The patriarchal tradition demands that men must always have the right answer for any problem, that they must be competitive and successful in all aspects of life, and that they must win at any cost.
“Our teaching frees men from the burden of patriarchy,” said Botha, “which has been drilled into them for generations. As a man, I am automatically a beneficiary of the patriarchal system, but there is something terribly wrong with that system because it allows men to get away with doing bad things.”
South Africa is not the only country affected by gender-related violence and patriarchal ideas. “This kind of violence is perpetrated all over the world,” said Botha.
To make a real difference, gender activism should be more than a calendar event, said Botha. The thinking behind initiatives such as 16 Days of Activism must be sustained all year long. “In many cases, it is a matter of life and death.”
Promoting social cohesion
Established in 2006, Sonke was founded by feminist Sharmillah Wilson, pastor and apartheid struggle veteran Bafana Khumalo and health and gender activist Dean Peacock.
The organisation’s flagship project is titled One Man Can, launched in 2006. In addition to operations in eight of South Africa’s nine provinces, the project has been rolled out in Burundi, Kenya, Malawi, Mozambique, Lesotho, Namibia, Uganda and Zambia.
One Man Can encourages people to make changes in their personal lives, so they can positively influence their community. It also promotes cooperation between men and women to break the destructive cycle of violence.

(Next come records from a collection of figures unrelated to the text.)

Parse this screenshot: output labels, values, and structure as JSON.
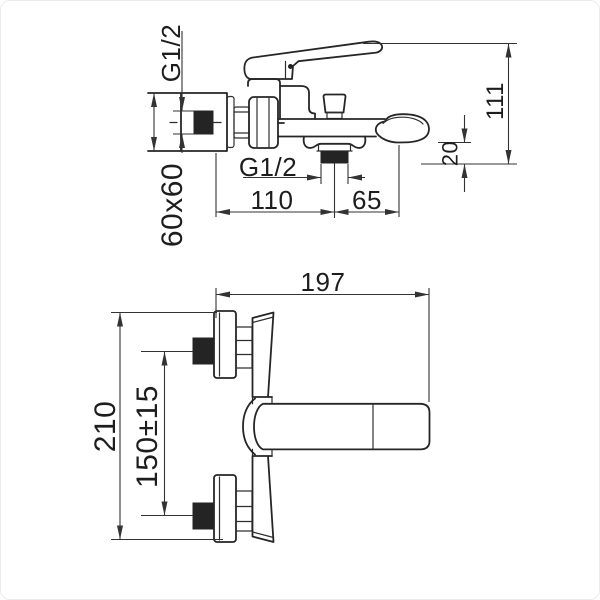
{
  "drawing": {
    "background_color": "#ffffff",
    "line_color": "#262626",
    "fill_color": "#242424",
    "side_view": {
      "dims": {
        "wall_thread": "G1/2",
        "plate_size": "60x60",
        "outlet_thread": "G1/2",
        "plate_to_outlet": "110",
        "outlet_to_aerator": "65",
        "total_height": "111",
        "spout_clearance": "20"
      }
    },
    "front_view": {
      "dims": {
        "total_width": "197",
        "total_height": "210",
        "centers_distance": "150±15"
      }
    }
  }
}
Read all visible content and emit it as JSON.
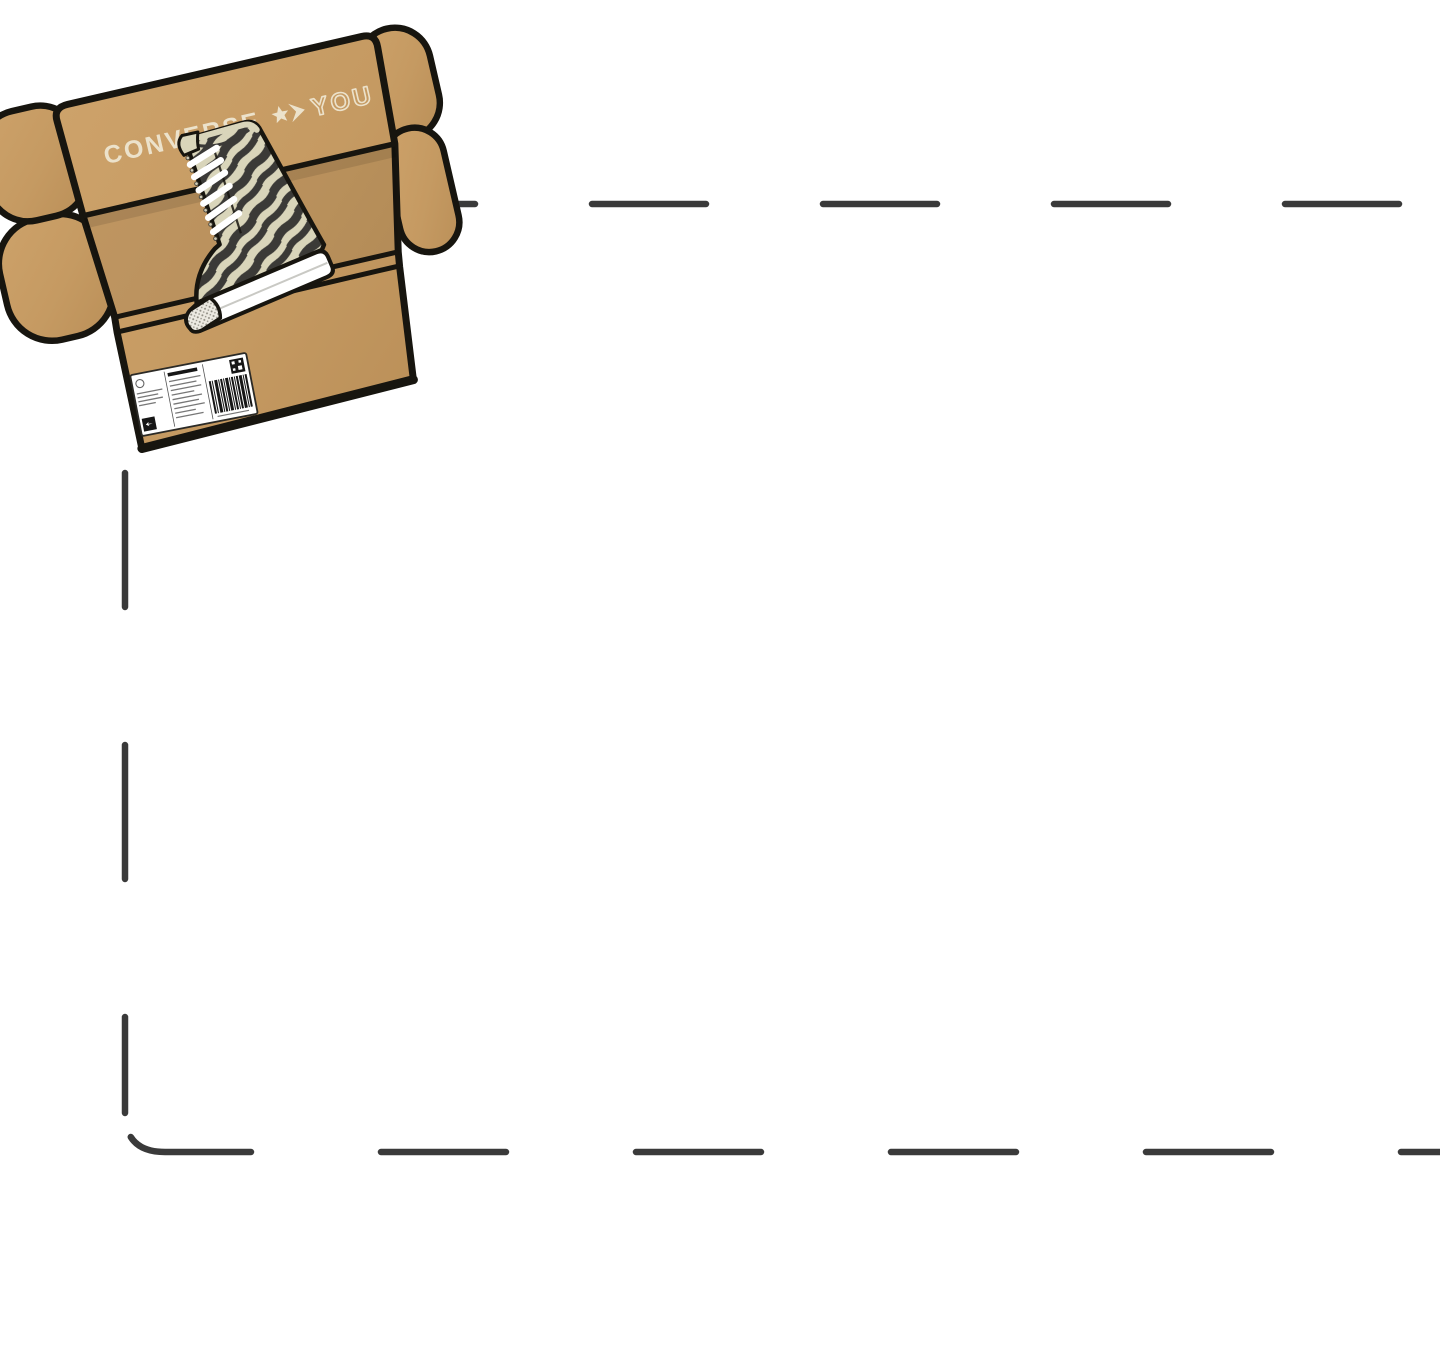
{
  "page": {
    "background_color": "#ffffff"
  },
  "dashed_frame": {
    "color": "#3a3a3a"
  },
  "shoebox": {
    "brand_label": "CONVERSE",
    "you_label": "YOU",
    "colors": {
      "cardboard": "#c59a62",
      "cardboard_light": "#cda26a",
      "cardboard_dark": "#ba8f58",
      "outline": "#17150f",
      "logo_cream": "#ece2cb",
      "zebra_dark": "#3b3a37",
      "zebra_cream": "#d9d5ba",
      "sole_white": "#ffffff",
      "label_white": "#ffffff",
      "label_ink": "#161616"
    }
  }
}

Sonke is one of the forces behind the Brothers for Life campaign, which tries to get males over the age of 30 to become role-models for younger men. This can be achieved by taking accountability for sexual behaviour, having fewer sexual partners, knowing one’s HIV status, decreasing dependency on alcohol and drugs, and becoming more involved as a parent.
The organisation is also involved in projects ranging from PhotoVoice – which trains pupils to express themselves through photography – to advocacy in prisons, working with refugees and migrants, and helping to eradicate xenophobia.
The Fatherhood and Child Security initiative, operating in KwaZulu-Natal and the Eastern Cape, appeals to men to stop violence against women and children, limit the spread of HIV/Aids and promote gender equality.
At school level, the NGO supplies a host of resources, such as DVDs, comics and musical plays, which speak to youngsters on a level they can identify with. However, said Botha, the Department of Education has not yet allowed Sonke free access to schools, and the organisation is still hamstrung by red tape and resistance from officials.
Sonke measures the impact of all these initiatives through research conducted by professional bodies such as universities and consultancies.
Cooperation with other activist groups and women’s movements, such as People Opposing Women Abuse and the Tshwaranang Legal Advocacy Centre for women, ensures that the equalisation process is objective.
Just the day before our meeting, Sonke again tasted victory, this time in its complaint against South African Breweries (SAB). The brewing giant is currently running a campaign that encourages beer drinkers to prove that they are real men by opting for a larger bottle size, thereby drinking more.
Sonke’s view is that this links masculinity with negative behaviour, personal risk-taking and violence, and undermines everything it has worked to achieve over the years.
“Drinking eats at the fibre of our society,” said Botha. “What kind of message are they sending?”
Ironically, one of the campaign’s billboards is situated just metres from the Sonke offices in Braamfontein, Johannesburg. South Africa’s Advertising Standards Authority has advised SAB to retract the campaign, and on Sonke’s insistence the company will also issue a public apology.
Because alcohol consumption is a major factor in road deaths and domestic violence, as well as the spread of HIV/Aids through unprotected sex, Sonke found it unacceptable that the beer producer should encourage drinking through an ill-considered ad campaign that places profitability above personal safety.